Das Rennen selbst findet auf dem Marktplatz von Siena statt, der extra für das Ereignis mit Sand präpariert wird. Allerdings ist der Platz so eng, dass jedes Jahr mehrere Pferde beim Versuch die buchstäbliche Kurve zu kriegen, gegen die Banden knallen. Das sieht nicht nur gefährlich aus, sondern ist es auch. Mit allen fairen und unfairen Mitteln kämpfen die Jockeys am Start um eine gute Position. Da scheint der Einsatz des Ochsenziemers gegenüber dem gegnerischen Pferd und Reiter fast zum Standardrepertoire zu gehören.

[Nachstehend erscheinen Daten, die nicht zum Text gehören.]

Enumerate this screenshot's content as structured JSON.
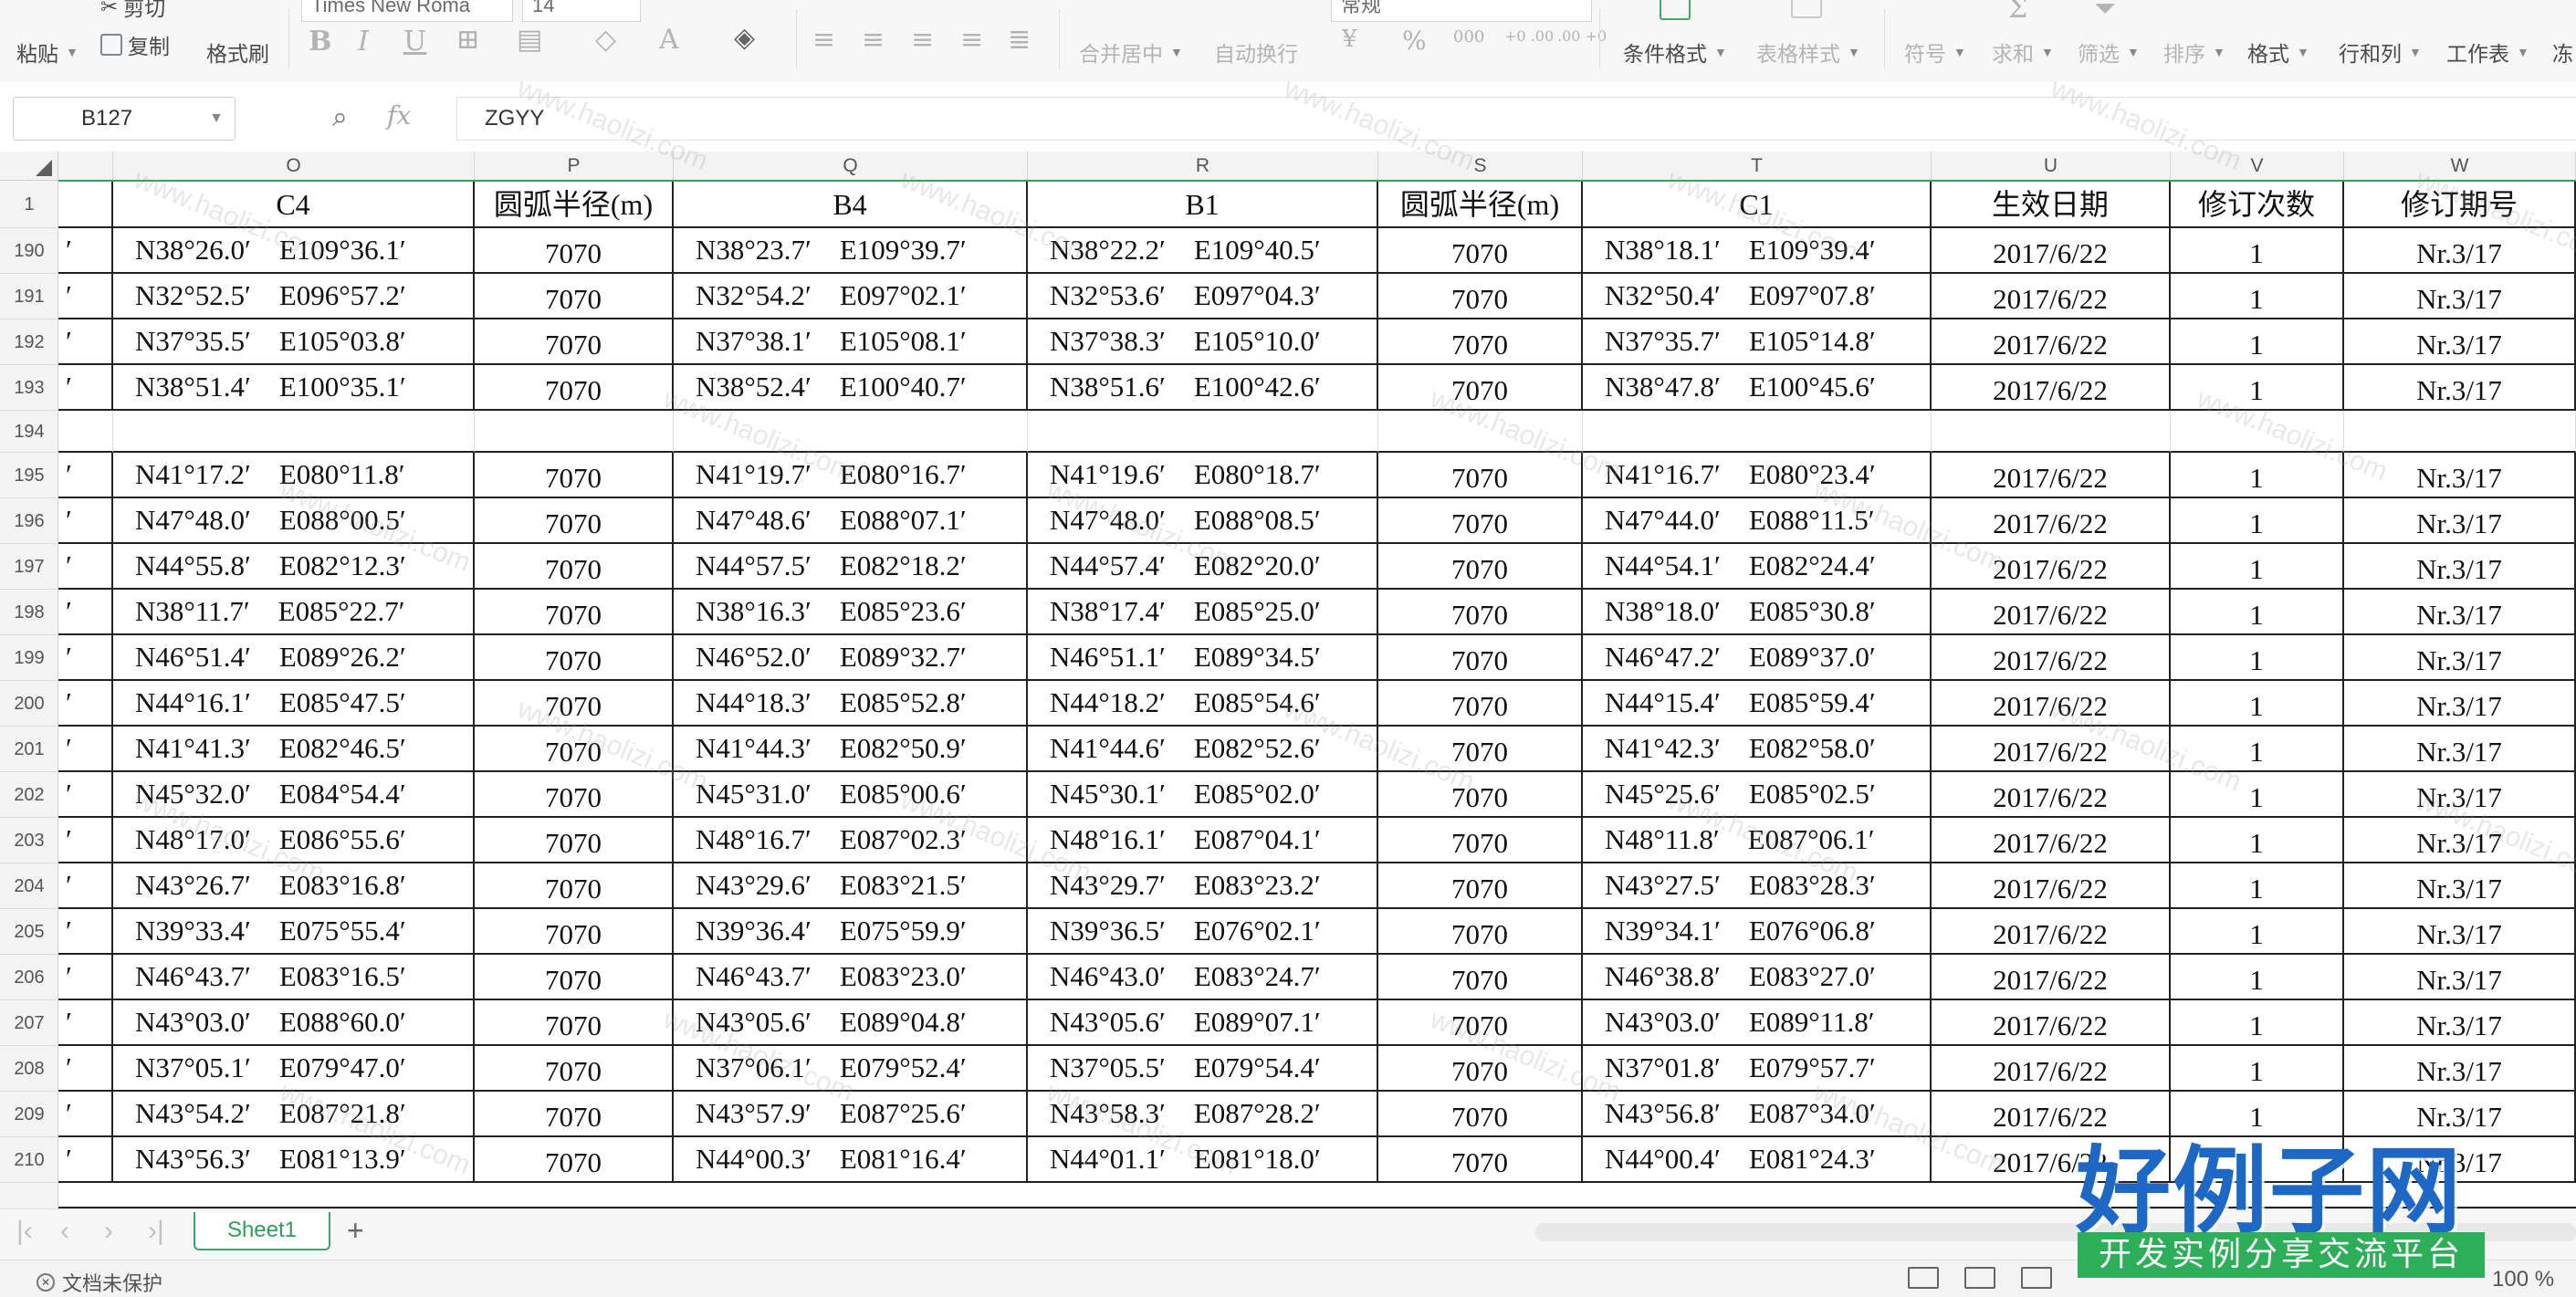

Die Erzählstruktur ist klassisch dramatisch als eine Art Countdown konzipiert. Der Film beginnt die Aktivitäten der Bewohner Civettas sechs Wochen vor dem Rennen aufzuzeichnen und schon da merkt man: egal ob Greis oder junges Mädchen – irgendwie scheinen die Gedanken der Menschen aus Civetta nur um diese eine einzige Sache zu kreisen – das Pferderennen. Appel versteht es sehr geschickt, das Tempo im Film kontinuierlich anzuziehen und somit eine nervenaufreibende Spannung zu erzeugen. Je weiter der Film voranstreitet, desto sehnlicher wünscht sich der Zuschauer, dass Civetta in diesem Jahr erfolgreich sein wird, dass die Menschen endlich wieder einen Grund haben, stolz zu sein. So sehr scheint die kollektive Selbstsicherheit und das Selbstwertgefühl von diesem Rennen abzuhängen. Ob ihnen dieser Wunsch erfüllt wird?

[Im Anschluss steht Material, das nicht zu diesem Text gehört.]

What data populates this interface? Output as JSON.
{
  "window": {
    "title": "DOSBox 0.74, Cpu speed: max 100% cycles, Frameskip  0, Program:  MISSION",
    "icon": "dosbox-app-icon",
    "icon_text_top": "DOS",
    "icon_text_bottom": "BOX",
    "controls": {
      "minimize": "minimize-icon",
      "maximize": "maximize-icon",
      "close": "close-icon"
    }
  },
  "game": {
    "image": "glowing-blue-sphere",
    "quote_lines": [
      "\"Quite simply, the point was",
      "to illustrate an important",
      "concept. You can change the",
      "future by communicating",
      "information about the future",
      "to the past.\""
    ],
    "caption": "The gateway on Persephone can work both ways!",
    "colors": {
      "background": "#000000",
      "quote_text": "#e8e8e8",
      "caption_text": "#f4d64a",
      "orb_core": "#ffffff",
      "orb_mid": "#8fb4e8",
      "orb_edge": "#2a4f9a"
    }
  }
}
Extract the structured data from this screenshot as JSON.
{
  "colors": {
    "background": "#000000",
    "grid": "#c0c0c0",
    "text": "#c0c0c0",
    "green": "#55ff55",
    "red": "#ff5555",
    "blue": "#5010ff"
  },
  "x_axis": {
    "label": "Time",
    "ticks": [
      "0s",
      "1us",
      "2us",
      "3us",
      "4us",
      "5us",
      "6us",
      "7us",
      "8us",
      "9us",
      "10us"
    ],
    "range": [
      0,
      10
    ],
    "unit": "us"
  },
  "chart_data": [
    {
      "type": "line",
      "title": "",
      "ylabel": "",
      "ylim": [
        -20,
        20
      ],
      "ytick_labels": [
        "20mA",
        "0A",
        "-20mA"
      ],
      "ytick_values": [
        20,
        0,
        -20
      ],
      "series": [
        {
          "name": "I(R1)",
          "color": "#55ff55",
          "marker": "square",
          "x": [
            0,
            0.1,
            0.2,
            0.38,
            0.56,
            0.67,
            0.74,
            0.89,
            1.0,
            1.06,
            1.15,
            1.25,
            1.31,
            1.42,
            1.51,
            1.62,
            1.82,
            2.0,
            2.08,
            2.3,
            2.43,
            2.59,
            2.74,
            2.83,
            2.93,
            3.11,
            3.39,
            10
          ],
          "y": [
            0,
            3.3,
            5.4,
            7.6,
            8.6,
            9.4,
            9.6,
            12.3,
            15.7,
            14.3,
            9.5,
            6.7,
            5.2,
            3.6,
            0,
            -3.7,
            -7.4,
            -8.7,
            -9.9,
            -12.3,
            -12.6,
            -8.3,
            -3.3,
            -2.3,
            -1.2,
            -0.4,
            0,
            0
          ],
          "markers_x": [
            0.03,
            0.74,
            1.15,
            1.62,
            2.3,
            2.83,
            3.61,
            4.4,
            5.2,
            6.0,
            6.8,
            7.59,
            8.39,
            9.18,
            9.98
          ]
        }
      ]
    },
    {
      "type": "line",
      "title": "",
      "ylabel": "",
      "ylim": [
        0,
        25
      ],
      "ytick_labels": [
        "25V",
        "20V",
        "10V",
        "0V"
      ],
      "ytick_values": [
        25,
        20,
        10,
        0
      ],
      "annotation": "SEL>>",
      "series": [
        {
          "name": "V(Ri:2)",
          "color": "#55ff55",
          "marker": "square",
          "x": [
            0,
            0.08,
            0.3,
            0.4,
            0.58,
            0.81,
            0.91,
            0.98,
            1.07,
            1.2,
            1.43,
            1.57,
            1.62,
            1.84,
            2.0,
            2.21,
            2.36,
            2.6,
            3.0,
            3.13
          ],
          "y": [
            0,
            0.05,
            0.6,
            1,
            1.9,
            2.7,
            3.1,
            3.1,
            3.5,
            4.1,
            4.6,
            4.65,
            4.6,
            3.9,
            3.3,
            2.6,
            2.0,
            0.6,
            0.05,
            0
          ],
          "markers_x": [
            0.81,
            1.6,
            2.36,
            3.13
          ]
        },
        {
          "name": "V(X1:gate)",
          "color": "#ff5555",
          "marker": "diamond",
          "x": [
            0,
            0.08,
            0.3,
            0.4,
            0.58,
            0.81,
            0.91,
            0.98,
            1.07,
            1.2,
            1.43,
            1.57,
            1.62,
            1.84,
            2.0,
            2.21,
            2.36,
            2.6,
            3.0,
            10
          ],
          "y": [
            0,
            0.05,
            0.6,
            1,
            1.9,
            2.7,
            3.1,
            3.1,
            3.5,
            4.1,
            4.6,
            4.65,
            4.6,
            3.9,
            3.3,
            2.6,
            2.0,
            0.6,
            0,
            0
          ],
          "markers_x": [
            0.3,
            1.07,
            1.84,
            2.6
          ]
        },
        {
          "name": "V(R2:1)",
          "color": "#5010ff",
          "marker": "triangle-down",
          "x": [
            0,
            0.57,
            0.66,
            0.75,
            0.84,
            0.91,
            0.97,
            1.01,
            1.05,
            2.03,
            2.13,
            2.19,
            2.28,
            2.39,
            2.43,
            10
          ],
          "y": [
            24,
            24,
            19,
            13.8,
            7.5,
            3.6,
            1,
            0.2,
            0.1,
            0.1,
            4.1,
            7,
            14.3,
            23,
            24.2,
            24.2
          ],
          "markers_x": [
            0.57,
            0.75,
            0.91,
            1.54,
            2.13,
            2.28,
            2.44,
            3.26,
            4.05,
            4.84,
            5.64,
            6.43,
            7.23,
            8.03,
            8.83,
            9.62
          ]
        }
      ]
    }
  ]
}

Kritisieren lassen sich am Film lediglich ein paar Kleinigkeiten. So hätte etwas mehr Geschichtliches über die vergangenen sieglosen Jahre dem Film sicherlich noch mehr Tiefe gegeben. Leider beschränkt sich das historische Material im Film auf das legendäre Rennen von 1979, in dem Civetta den letzten Sieg einheimsen konnte. Gerade die älteren Leute, die immer wieder im Film auftauchen, hätten sicherlich viel über die vergangenen, sieglosen Jahre zu erzählen gewusst. Auch wird im Film suggeriert, das Rennen finde nur einmal im Jahr statt. De facto aber gibt es zwei Termine, bei denen sich die Kontrahenten messen können. Alles in allem betrachtet stellt „Il Palio“ eine der besseren ethnografischen Dokumentationen dar, die tatsächlich einen spannenden Einblick in das Leben der Bürger von Siena gibt. Dafür wurde die Dokumentation 2004 mit dem Hauptpreis für die beste Kamera sowie den besten Schnitt beim Nederlands Film Festival ausgezeichnet.
Wer Lust auf weitere Dokumentationen über Italien bekommen hat, dem sei die Filmreihe des Verleihs empfohlen. Mit Die Träume Neapels und „Opernfieber“ hat Salzgeber zwei weitere Filme im Programm, die Einblicke in die bunten Facetten des heutigen Italiens geben.